Harnessing the right talent is an absolute for any organization to leave its mark in the fiercely competitive current market. Organizations around the world are in search of adept professionals who can comprehend the critical needs of the industry and empower organizations through their notable contributions. The jewel in the crown of LMC Group, its Founder and CEO Kristen Carroll, has enabled numerous organizations to achieve their visions by nurturing and providing business guidance. In an interview with Insights Success she shares her comprehensive approach towards the business and some instances that have shaped her rise.

Below are the highlights of the interview between Insights Success and Kristen.

Give a brief overview of your background and your role in LMC Group. 

I never envisioned a traditional career for myself, reporting to the same office to do similar work each day, so entrepreneurship is a natural fit for me. However, while most entrepreneurs do not have the foundation of a traditional corporate background, I was fortunate to work in some large global organizations before breaking out on my My background is in talent acquisition and management, primarily in the healthcare industry. Early in my career I spent several years as the Director of Talent Management and Workforce Planning in a large healthcare system in Boston before launching my own human resources and business consulting firm. In 2014, I assembled a team of experts and founded The LMC Group to provide management services to organizations of all different sizes and scopes, helping to select and manage top-tier talent, developing and executing their strategic vision, and ensuring their financial and operational health.

In the initial phase of The LMC Group, I acted as our principal consultant, but as our team grew, I was quickly able to shift to the CEO role. I still provide some consulting services, but far more of my time is spent as our chief visionary and strategy officer. My goal from the beginning was to nurture and equip our talented team members to take over leadership in their areas. Essentially, by assimilating our great team, I was able to backfill myself.

How do you diversify your solutions that appeal to your target audience? 

Our solutions are predicated on the fact that every client has a unique set of goals, strengths, and challenges. I don’t believe in selling a generic set of pre-fab services to clients who differ in size, financial position, and market, among other differentiators. We intend to leave our clients far better off than we find them, and the only way to do this is to get to know their culture, priorities, and values before we make recommendations. We find that by starting with no preconceived notions we can tailor our approach precisely to ensure great outcomes with much higher levels of buy-in from our clients.

Describe some of the vital attributes that every CEO should possess. 

Compassion, integrity, empathy, resilience, self-awareness, and efficiency.

What were the past experiences, achievements or lessons that shaped your journey? 

Early in my career, I had the absolute gift of working for Helen Drinan, now the president of Simmons College in Boston, MA. She had just left her position as the president of the Society for Human Resource Management (SHRM) and was serving as the CHRO for a large hospital system. Helen was the most charitable and affirming leader I have ever known: a brilliant altruist and mentor.
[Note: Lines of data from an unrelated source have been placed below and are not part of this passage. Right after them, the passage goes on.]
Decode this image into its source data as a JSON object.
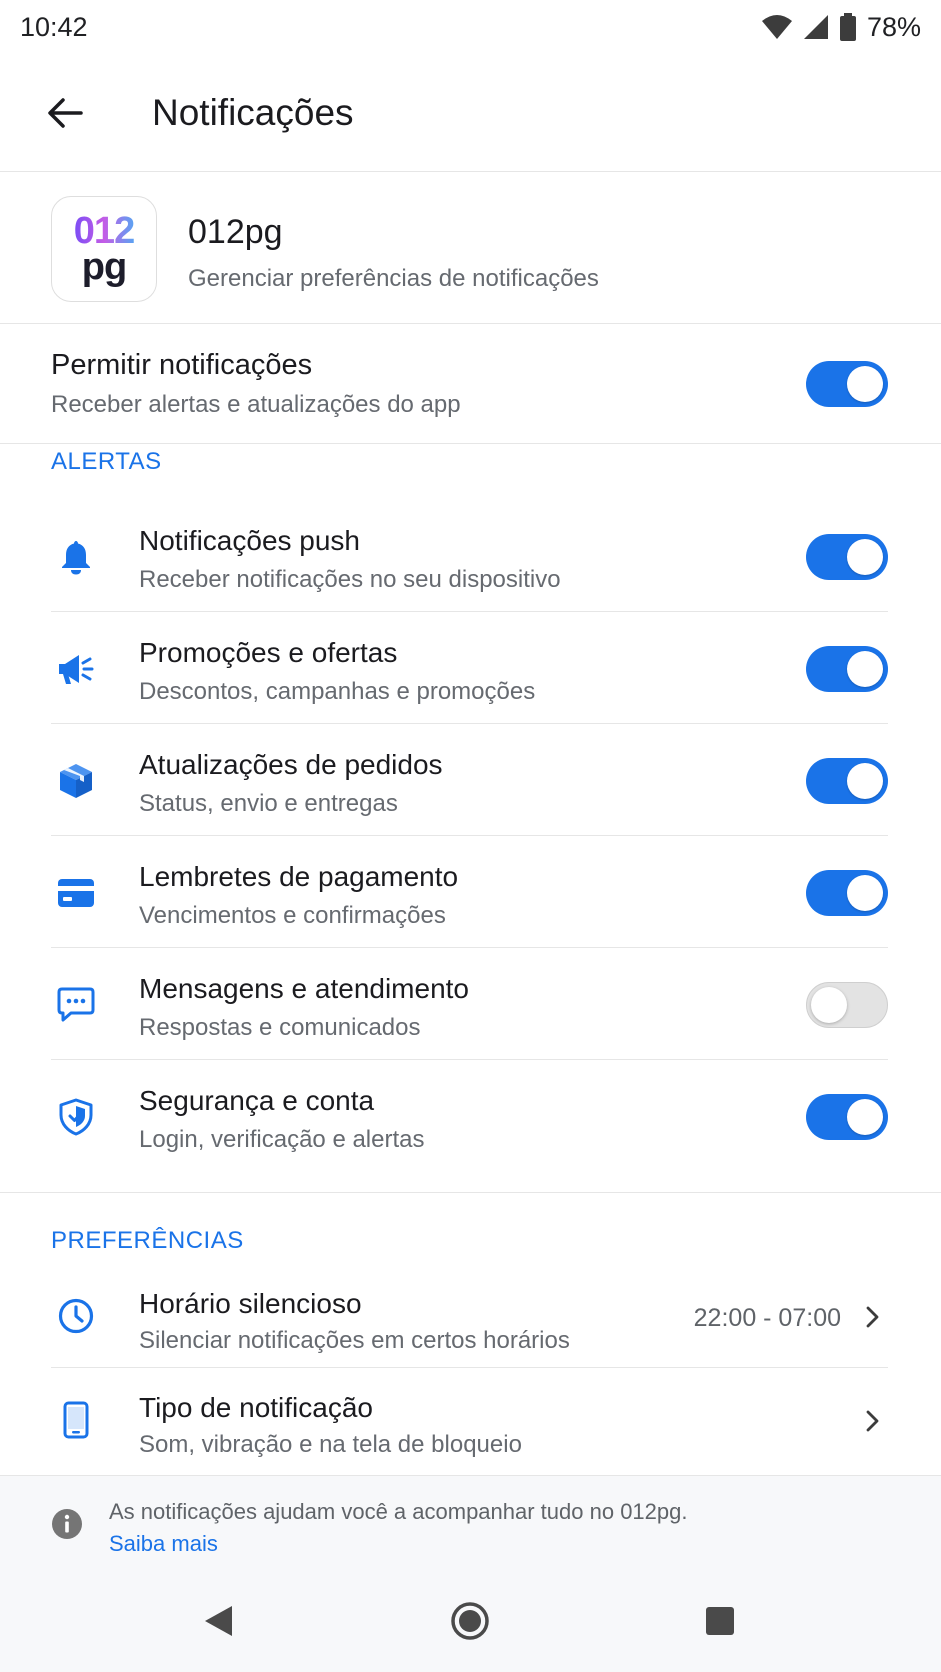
{
  "status_bar": {
    "time": "10:42",
    "battery": "78%"
  },
  "app_bar": {
    "title": "Notificações"
  },
  "app_header": {
    "logo_top": "012",
    "logo_bottom": "pg",
    "name": "012pg",
    "description": "Gerenciar preferências de notificações"
  },
  "master": {
    "title": "Permitir notificações",
    "subtitle": "Receber alertas e atualizações do app",
    "enabled": true
  },
  "alerts": {
    "section_label": "ALERTAS",
    "items": [
      {
        "icon": "bell-icon",
        "title": "Notificações push",
        "subtitle": "Receber notificações no seu dispositivo",
        "enabled": true
      },
      {
        "icon": "megaphone-icon",
        "title": "Promoções e ofertas",
        "subtitle": "Descontos, campanhas e promoções",
        "enabled": true
      },
      {
        "icon": "package-icon",
        "title": "Atualizações de pedidos",
        "subtitle": "Status, envio e entregas",
        "enabled": true
      },
      {
        "icon": "credit-card-icon",
        "title": "Lembretes de pagamento",
        "subtitle": "Vencimentos e confirmações",
        "enabled": true
      },
      {
        "icon": "chat-icon",
        "title": "Mensagens e atendimento",
        "subtitle": "Respostas e comunicados",
        "enabled": false
      },
      {
        "icon": "shield-icon",
        "title": "Segurança e conta",
        "subtitle": "Login, verificação e alertas",
        "enabled": true
      }
    ]
  },
  "preferences": {
    "section_label": "PREFERÊNCIAS",
    "items": [
      {
        "icon": "clock-icon",
        "title": "Horário silencioso",
        "subtitle": "Silenciar notificações em certos horários",
        "value": "22:00 - 07:00"
      },
      {
        "icon": "phone-icon",
        "title": "Tipo de notificação",
        "subtitle": "Som, vibração e na tela de bloqueio",
        "value": ""
      }
    ]
  },
  "footer": {
    "info_text": "As notificações ajudam você a acompanhar tudo no 012pg.",
    "link_text": "Saiba mais"
  },
  "colors": {
    "accent": "#1a73e8",
    "toggle_off": "#e3e3e3",
    "text_primary": "#1b1b1f",
    "text_secondary": "#666a70"
  }
}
She assembled the strongest team of senior HR leaders I have ever seen and orchestrated a collaborative, cross-training environment where we all left our respective roles with significantly more than we arrived with and offering significantly more to the organization we operated within. She embodied the core of the very best HR has to offer, in her flawless understanding of an organization’s business needs and her ability to leverage employees as the catalyst for an organization’s growth. I still strive to be a leader on par with Helen Drinan.

While large organizations may be successful and longstanding, that doesn’t mean they always know the best ways of doing things. That was a great realization for me to have early in my career, empowering me to challenge the norms and status quo as I worked with different clients and industries later on. Since I was able to save tens of millions of dollars for a billion-dollar organization early in my career, I knew I could help any company find better ways to do things through my consultancy work.

What were some of the primal challenges and roadblocks that you faced during the initial phase of your journey? 

As a non-traditional thinker, I go into each situation seeking the whys and hows of every decision and process. While this iconoclasm may have gotten me in a bit of trouble when I was starting out in my career, it has served me well in the ensuing 20 years as I find innovative solutions for our clients.

I’ve also grown in self-awareness throughout my career. I know my strengths, and I surround myself with a team whose talents and insights complement me and compensate for my shortcomings. I always recommend that CEOs hire employees who are smarter than they are!

Where does LMC Group see itself in the near future and what are its future goals. 

We plan to broaden our approach as we provide high-level resources at multiple access points. We want to level the playing field for small- and medium-sized business to compete with the industry leaders. One access point we are implementing now is the automation of some of our resources. We will always take a customized approach, but through automation we can make our knowledge available to smaller companies that aren’t currently able to invest in a deeper engagement.

What is your advice for the emerging entrepreneurs? 

Don’t spend too much time or money up front in the planning stage. Be as lean as you can and force your organization to pay for itself. Money is an object; don’t saddle yourself with grandiose plans and huge budgets. Leanness should be a core principle at all phases to remain financially healthy.

Don’t do anything that causes you to lose sleep at night. Financial decisions, ethical considerations, and the people you align yourself with are the most likely factors to rob you of your peace. Be sure you can live with the choices you make.